Y mirando a Susi, observando la irrefutable expresión de inteligencia en sus ojos color miel, constatando, asombrada, su precoz lealtad hacia su nueva familia, sobrecogiéndome con su pavor en determinadas situaciones en apariencia inofensivas pero que sin duda a ella le recuerdan alguna experiencia traumática, me pregunto cómo puede nadie asegurar que los perros de trabajo –pastores, cazadores, policías o perros guías, por dar algún ejemplo- no deben de tener derechos, cómo es posible que alguien pueda afirmar que ellos no sufren, no se enteran; cómo pueden estar ellos o ningún otro ser sintiente fuera del amparo de la nueva ley de maltrato animal.

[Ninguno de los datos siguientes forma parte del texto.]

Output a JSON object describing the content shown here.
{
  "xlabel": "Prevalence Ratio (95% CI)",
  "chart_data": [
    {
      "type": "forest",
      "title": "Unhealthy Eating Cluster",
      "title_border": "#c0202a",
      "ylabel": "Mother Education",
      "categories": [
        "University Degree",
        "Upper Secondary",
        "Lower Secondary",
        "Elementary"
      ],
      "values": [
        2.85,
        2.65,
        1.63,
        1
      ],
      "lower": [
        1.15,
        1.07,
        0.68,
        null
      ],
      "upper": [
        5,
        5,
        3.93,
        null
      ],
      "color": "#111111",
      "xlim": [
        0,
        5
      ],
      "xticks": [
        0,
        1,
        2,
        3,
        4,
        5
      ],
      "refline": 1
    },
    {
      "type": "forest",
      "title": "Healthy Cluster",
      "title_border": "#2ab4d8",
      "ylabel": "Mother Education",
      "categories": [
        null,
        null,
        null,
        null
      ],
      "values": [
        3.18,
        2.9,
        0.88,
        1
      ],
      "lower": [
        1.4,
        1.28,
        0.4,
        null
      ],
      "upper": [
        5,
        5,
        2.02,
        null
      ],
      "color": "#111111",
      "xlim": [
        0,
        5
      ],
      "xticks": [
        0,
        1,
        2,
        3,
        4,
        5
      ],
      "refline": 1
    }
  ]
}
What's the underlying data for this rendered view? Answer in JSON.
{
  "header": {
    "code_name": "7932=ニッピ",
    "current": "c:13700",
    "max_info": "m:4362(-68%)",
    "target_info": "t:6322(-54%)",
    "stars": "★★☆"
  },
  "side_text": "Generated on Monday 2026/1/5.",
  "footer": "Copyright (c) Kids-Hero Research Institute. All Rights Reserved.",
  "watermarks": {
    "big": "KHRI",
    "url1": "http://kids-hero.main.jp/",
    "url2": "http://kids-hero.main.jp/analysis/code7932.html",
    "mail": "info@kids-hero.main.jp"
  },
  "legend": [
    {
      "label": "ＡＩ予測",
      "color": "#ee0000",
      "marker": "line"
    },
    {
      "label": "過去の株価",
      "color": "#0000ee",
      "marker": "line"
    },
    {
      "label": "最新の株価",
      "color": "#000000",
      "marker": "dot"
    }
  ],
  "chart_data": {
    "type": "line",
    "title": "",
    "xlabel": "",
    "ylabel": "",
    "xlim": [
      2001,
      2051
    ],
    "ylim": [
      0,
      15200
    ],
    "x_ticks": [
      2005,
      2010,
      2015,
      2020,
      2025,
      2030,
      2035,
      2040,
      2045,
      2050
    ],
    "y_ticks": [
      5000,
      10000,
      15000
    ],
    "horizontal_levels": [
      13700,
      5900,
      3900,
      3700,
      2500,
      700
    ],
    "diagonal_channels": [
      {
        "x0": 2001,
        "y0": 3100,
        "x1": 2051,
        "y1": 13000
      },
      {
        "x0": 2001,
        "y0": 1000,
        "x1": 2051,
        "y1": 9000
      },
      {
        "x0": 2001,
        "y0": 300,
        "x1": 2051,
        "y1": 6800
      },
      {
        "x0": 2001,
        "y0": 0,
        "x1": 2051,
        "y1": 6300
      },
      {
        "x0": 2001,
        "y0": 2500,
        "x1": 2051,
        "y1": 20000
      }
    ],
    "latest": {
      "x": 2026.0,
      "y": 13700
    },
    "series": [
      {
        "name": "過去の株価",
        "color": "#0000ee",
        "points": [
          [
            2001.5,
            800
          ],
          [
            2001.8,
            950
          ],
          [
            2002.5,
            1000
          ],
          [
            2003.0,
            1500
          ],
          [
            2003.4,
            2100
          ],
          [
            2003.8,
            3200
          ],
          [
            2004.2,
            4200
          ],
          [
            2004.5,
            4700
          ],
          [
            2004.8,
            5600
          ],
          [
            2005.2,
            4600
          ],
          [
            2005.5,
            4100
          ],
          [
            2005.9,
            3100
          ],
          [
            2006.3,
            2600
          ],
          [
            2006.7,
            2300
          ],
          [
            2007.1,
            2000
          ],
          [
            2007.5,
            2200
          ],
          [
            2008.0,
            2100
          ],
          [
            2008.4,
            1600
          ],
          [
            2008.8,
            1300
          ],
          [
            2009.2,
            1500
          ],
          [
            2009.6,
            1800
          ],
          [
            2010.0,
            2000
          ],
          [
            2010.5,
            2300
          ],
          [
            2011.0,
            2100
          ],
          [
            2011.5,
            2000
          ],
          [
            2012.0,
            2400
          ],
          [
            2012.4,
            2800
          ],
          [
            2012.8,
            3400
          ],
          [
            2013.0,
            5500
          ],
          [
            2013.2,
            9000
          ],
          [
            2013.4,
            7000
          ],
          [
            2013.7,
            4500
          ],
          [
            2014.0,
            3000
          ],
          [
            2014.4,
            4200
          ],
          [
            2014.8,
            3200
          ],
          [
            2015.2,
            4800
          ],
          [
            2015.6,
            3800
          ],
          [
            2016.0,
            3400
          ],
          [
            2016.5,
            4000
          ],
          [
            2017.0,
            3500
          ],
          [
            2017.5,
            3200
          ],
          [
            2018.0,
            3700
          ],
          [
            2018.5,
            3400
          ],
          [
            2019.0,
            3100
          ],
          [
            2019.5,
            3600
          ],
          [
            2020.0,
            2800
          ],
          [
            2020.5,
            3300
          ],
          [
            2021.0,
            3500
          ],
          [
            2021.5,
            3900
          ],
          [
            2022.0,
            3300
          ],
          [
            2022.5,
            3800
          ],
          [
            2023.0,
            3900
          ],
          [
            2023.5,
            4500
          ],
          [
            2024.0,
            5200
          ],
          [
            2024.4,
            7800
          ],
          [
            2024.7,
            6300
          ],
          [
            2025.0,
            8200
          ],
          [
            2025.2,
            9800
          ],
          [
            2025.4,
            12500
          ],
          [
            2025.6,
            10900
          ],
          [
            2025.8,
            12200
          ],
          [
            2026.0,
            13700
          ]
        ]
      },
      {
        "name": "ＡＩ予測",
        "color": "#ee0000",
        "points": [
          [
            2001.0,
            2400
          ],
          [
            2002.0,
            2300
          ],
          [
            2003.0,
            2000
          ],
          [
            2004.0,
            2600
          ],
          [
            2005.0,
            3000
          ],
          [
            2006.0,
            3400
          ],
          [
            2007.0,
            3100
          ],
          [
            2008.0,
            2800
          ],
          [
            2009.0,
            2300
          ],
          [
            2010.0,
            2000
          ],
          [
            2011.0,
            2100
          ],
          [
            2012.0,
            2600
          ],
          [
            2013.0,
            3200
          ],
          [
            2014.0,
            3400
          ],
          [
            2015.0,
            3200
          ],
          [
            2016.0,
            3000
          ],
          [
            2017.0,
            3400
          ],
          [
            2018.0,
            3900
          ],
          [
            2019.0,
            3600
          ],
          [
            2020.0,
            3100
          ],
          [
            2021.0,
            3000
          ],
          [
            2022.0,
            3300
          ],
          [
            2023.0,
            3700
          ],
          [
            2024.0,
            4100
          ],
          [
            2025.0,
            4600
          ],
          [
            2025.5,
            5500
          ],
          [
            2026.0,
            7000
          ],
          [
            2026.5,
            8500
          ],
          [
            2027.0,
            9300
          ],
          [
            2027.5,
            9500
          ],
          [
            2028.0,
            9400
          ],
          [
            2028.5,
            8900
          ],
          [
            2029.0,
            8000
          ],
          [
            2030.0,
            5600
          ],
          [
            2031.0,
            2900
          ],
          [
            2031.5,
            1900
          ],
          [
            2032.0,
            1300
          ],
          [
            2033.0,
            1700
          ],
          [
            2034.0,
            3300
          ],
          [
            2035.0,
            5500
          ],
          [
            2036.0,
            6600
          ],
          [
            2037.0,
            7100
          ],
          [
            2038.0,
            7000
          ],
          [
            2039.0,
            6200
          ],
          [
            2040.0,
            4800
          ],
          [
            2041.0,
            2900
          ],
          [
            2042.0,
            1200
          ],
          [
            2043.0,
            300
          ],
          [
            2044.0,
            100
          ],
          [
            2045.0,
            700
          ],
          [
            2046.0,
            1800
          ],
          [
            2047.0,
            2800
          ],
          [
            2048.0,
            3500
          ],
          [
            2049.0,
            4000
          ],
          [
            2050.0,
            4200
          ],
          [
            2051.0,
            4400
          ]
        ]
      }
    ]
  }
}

Dicen los que saben que las sociedades se ven inequívocamente reflejadas en la calidad de sus políticos y si a mí ya me costaba aceptar que los españoles fuéramos un pueblo de ladrones, mentirosos y corruptos que sólo buscamos el beneficio propio aún a costa del bienestar ajeno, asumir que seamos además una sociedad cruel y sin escrúpulos confirma mis peores sospechas: que no tenemos remedio. Sea cual sea el partido político que gobierne, sea quien sea el juez, el presidente o el político de turno, no hay esperanza para una especie que se cree la elegida y solo ha conseguido una superioridad tecnológica a costa de expoliar el entorno sin el cual es incapaz de sobrevivir. Es decir, unos estúpidos que van a durar menos por estos lares que los dinosaurios. Y ellos eran mucho más fuertes y estaban muchísimo mejor adaptados.

Así que, parafraseando al gruñón aunque lúcido Pérez Reverte, a ver si cae ya el meteorito y nos vamos todos a tomar por culo. Nos lo tenemos bien merecido.